6. Check your site for mobile
Next in the analyzing-your-site realm is Google Analytics. It’s tech-intense, but there is no doubt the info is hugely relevant, and it will help you maximize your site – if you spend time there. One thing you can dutifully use it for is to check how your website is handling mobile traffic. Twenty percent of my traffic is mobile, and my bounce rate for these users is high. I sense there is work to be done.
7. Check for duplicate content
It’s one thing when bloggers take your original content and put it on their site without permission. But another issue is content that is duplicated on your own website. When Google finds duplicate content on your site, it’s not sure which page to show in search results. Here’s an article that explains it. Siteliner is a great online tool that will help you ferret out these issues, and it will also identify broken links. Note: Be prepared – the older your site, the more trouble spots it will find!
8. Check out Google Webmaster Tools
It’s a pain for non-techies to figure out, but if you’re game, Google Webmaster Tools (Google it!) is a free option. Get it set up, and when Google sends their search bots to crawl your site, they’ll log any problems they find into your account, where you can view (and hopefully resolve) them.
9. Check important links
It’s wise to periodically check out important links on your site and verify they’re still working, such as blog subscriber registration forms, contact forms, and social media follow and share links. You also need to review different pages to be sure links are still accurate – in other words, did you join KDP Select but still show (now broken) links to other sale platforms?

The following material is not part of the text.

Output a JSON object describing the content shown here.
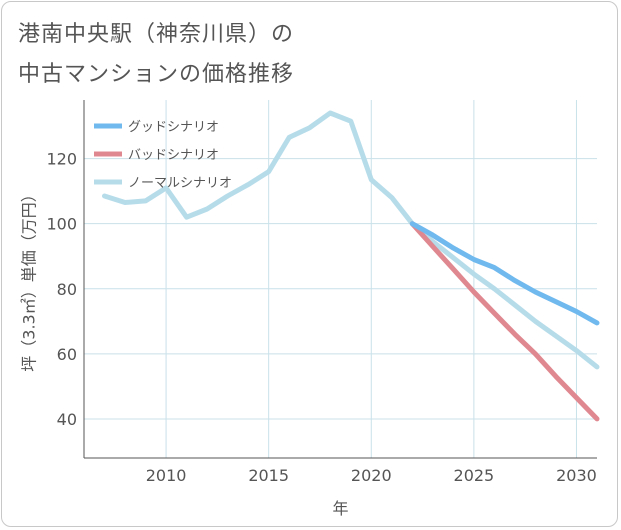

10. Add internal linking between blog posts
This is not an essential housekeeping task, but it’s a smart one. While you’re tooling around your site, take a little time to add internal links to your website’s older blog posts and pages. It’s important to include external (outbound) links to high-authority sites in your posts, but many bloggers disregard the value of internal links. Internal links are links to posts and pages on your own website. I think we often link to older posts when we create a new one, but you can also link older posts to newer, relevant articles.
If you’re like me, you hate housekeeping. You spend a whole day cleaning, and six months later you have to do it again, right? (hahaha.) Bottom line, it’s important to review your website periodically. You’ll undoubtedly find issues – some you can handle yourself, and others you may need help with. So readers, when was the last time you went through a similar website checklist?